GPS1504 submitted a new Article:

Replace Convection with Radiant Heat if You Must Heat Your Coop



> It seems like almost every day there is another chicken coop fire in the news. With good intentions, people try to provide heat for their chickens during winter but so often these good intentions lead to disaster. While there are benefits to adding a heat source, such as keeping water from freezing, there is one huge reason to avoid it, and that reason is fire. Sure, having supplemental lighting will help raise egg production. Having a heat source will save you countless trips back and forth...


Read more about this article here...


----------



## mogirl (Oct 26, 2012)

I've had an oil-filled radiator plugged in all winter and it works great.


----------



## ajdat6ppw (Sep 23, 2012)

All I did is get a low voltage flood light put their water bowel 18 inches below it.It kept the water from freezing and kept their area about 40 degrees.worked out great but when you go in and check for eggs bring a dry towel with you to keep the bulb clean.


----------



## ajdat6ppw (Sep 23, 2012)

Another thing you may want to do is put a window in to let the morning sun go into your coop.set it up so the window is only 2 feet high and 4 feet wide put it 8 inches bellow your roof.It will keep their coop warm in the day time


----------



## angelom1224 (Nov 27, 2012)

I use a 100 watt ceramic heat emitter like what is typically used for aquariums. They radiate heat and don't create hot spots. They come in different wattages and are much safer to use.

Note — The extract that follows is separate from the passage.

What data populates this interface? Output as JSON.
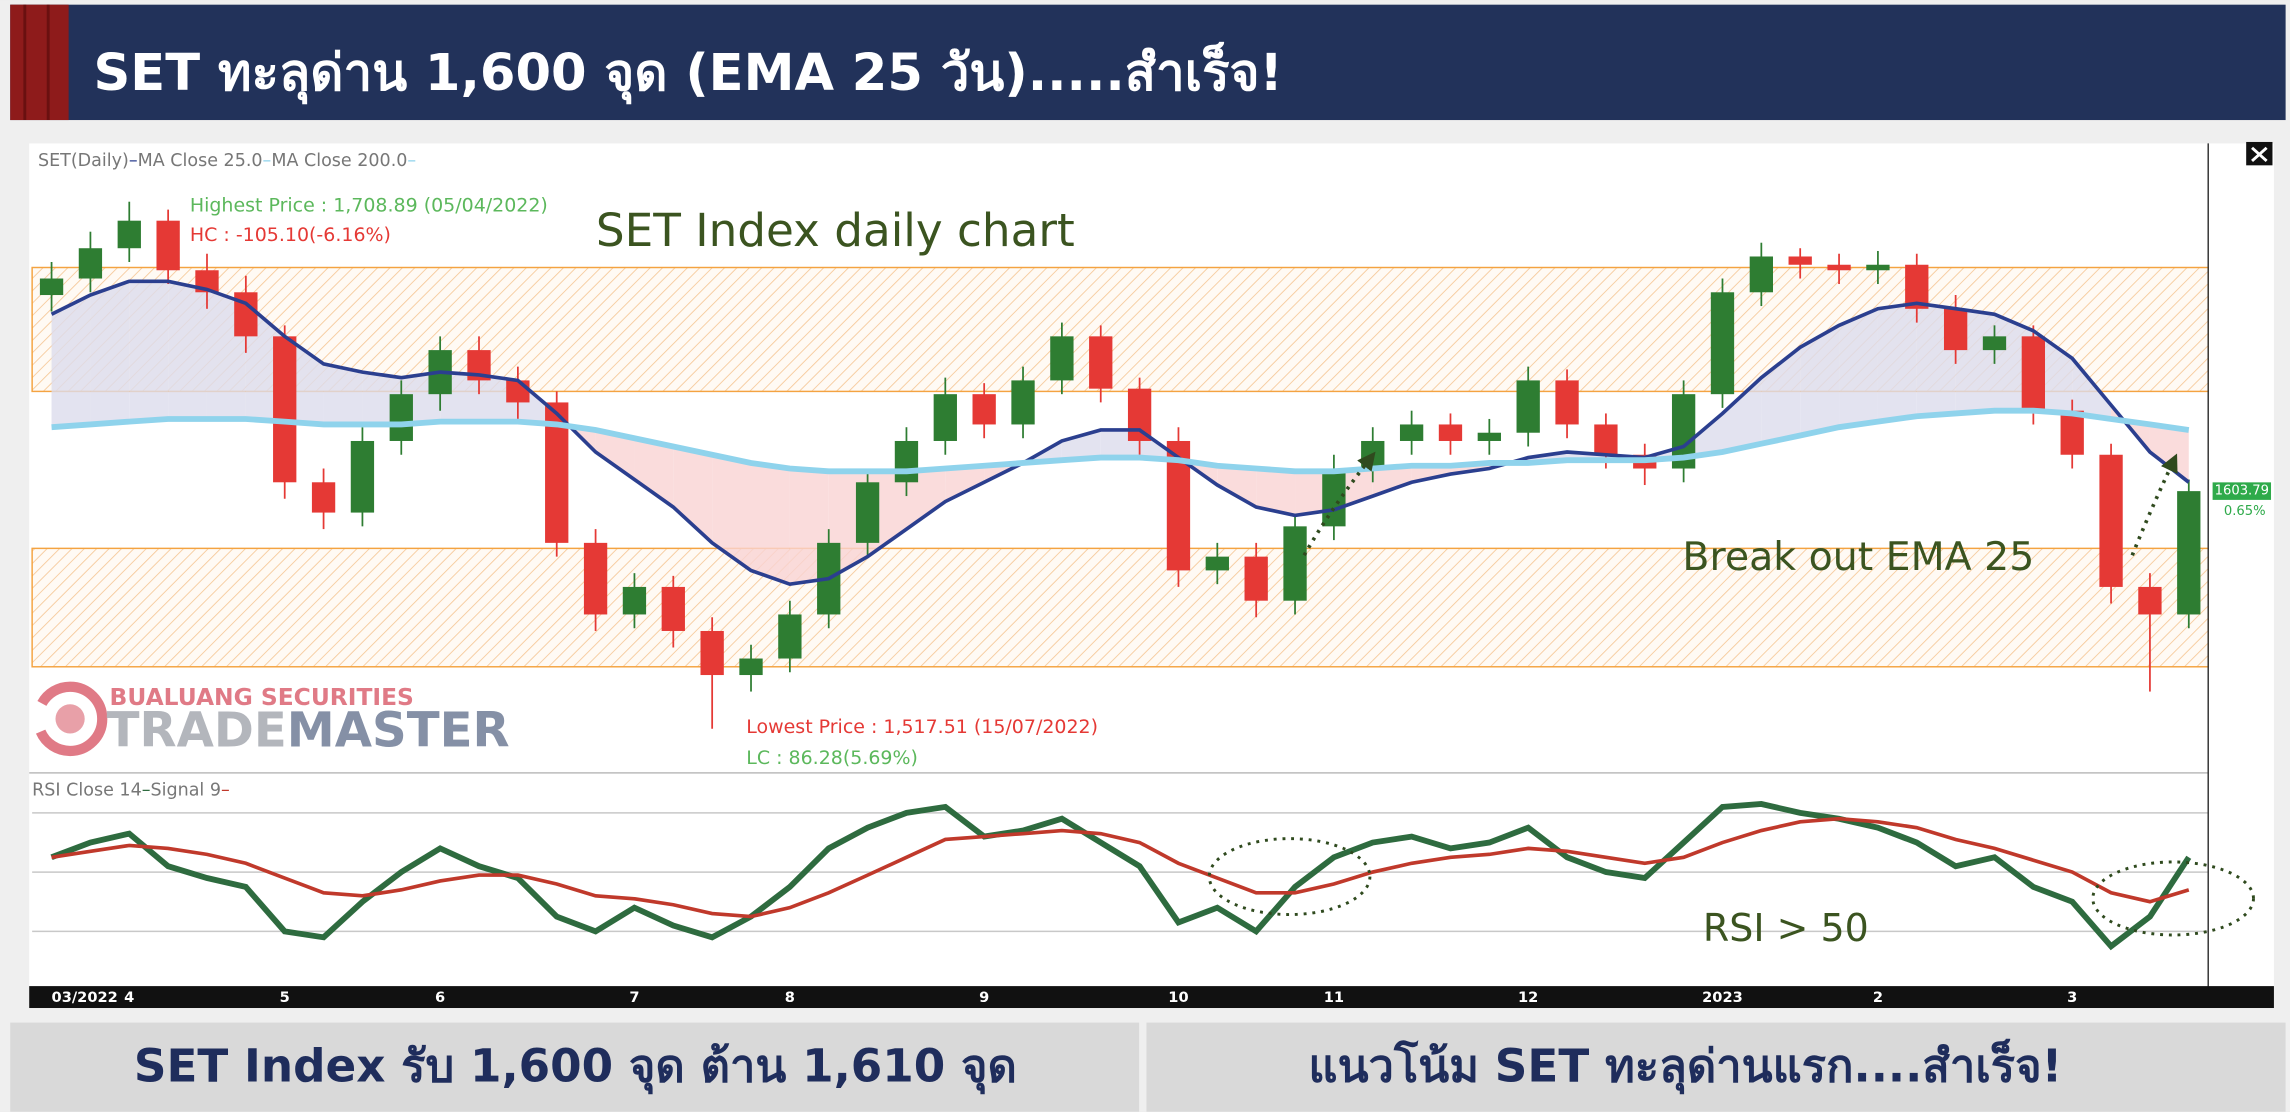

My coops are wired for electric so they are screwed into stable outlets so no chance of falling or coming loose. They ars connected to thermostatic controlled plugs and only come on when cold enough and shut off automatically when it warms up so no chance of overheating. I only heat to 10 degrees in the coops so it does not get cozy warm but warm enough for them. I highly recommend the ceramic heat emitter. You can find them on ebay or amazon.


----------